In order to eliminate any doubt, I will give all relevant definitions Consider the initial value problem \begin{align} x'(t) &= f(t,x(t)) \\ x(t_0) &= x_0 \end{align} where $f$ is such that there exists a unique solution $x$ for any initial value $(t_0,x_0)$. Let $h > 0$ be given and set $t_j = t_0 + jh$. Euler's explicit method is given by \begin{align} y_{j+1} &= y_j + h f(t_j,y_j), \quad j = 0,1,2,\dots \\ y_0 &= x_0 \end{align} and we use $y_j$ as an approximation of $x(t_j)$. The global error $e_j$ is given by $$e_j = x(t_j) - y_j, \quad j = 0,1,2\dotsc $$ In order to bound the global error we need an error formula. We have an iteration for $y_j$, and so it is natural to seek an iteration for $x_j:=x(t_j)$. By Taylor's formula we have at least one $\xi_j \in (t_j,t_{j+1})$, such that $$x_{j+1} = x(t_{j+1}) = x(t_j + h) = x(t_j) + x'(t_j)h + \frac{1}{2}x''(\xi) h^2 \\= x_j + f(t_j,x_j)h + \frac{1}{2}x''(\xi_j) h^2.$$ We conclude that the $x_j$ satisfy an iteration which is quite similar to Euler's method.

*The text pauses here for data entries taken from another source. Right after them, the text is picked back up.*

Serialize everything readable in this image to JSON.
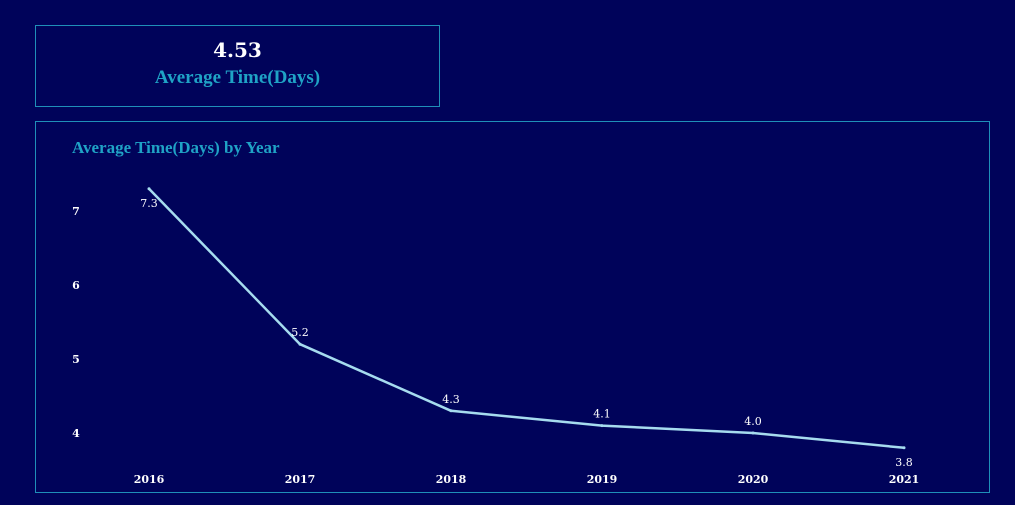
{
  "kpi": {
    "value": "4.53",
    "label": "Average Time(Days)"
  },
  "colors": {
    "background": "#00035a",
    "border": "#1f8fb8",
    "accent": "#1fa3c6",
    "line": "#a6dcef",
    "text": "#ffffff"
  },
  "chart_data": {
    "type": "line",
    "title": "Average Time(Days) by Year",
    "xlabel": "",
    "ylabel": "",
    "categories": [
      "2016",
      "2017",
      "2018",
      "2019",
      "2020",
      "2021"
    ],
    "values": [
      7.3,
      5.2,
      4.3,
      4.1,
      4.0,
      3.8
    ],
    "data_labels": [
      "7.3",
      "5.2",
      "4.3",
      "4.1",
      "4.0",
      "3.8"
    ],
    "y_ticks": [
      4,
      5,
      6,
      7
    ],
    "y_tick_labels": [
      "4",
      "5",
      "6",
      "7"
    ],
    "grid": false,
    "legend": "none"
  }
}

The local truncation error $\epsilon_j$ at time $t_{j}$ is the error term given by $$\epsilon_j = \frac{1}{2}x''(\xi_j) h^2.$$ We see that the local truncation error is the difference between $x(t_{j+1})$ and a single step of Euler's method starting from the initial point $(t_{j},x(t_j))$, i.e., $$ x_{j+1} - ( x_j + f(t_j,x_j)h) = \frac{1}{2} x''(\xi_j) h^2.$$ It is this relationship which allows us to derive an inequality of the type $$ |e_{j+1}| \leq (1 + Lh) |e_j| + \frac{1}{2} M h^2,$$ which leads to the bound $$ |e_n| \leq \frac{1}{2} Mh \frac{e^{LT} - 1}{L}, \quad 0 \leq nh \leq T$$ However, in general it is not true that the global error satisfies $$e_n = \epsilon_0 + \epsilon_1 + \epsilon_2 + \dotsc + \epsilon_{n-1}$$ The right hand side incorporates information about single Euler steps from $n$ different points on the exact solution curve. In contrast to the left hand side, it does not have information about the repeated application of Euler's method starting from a single point.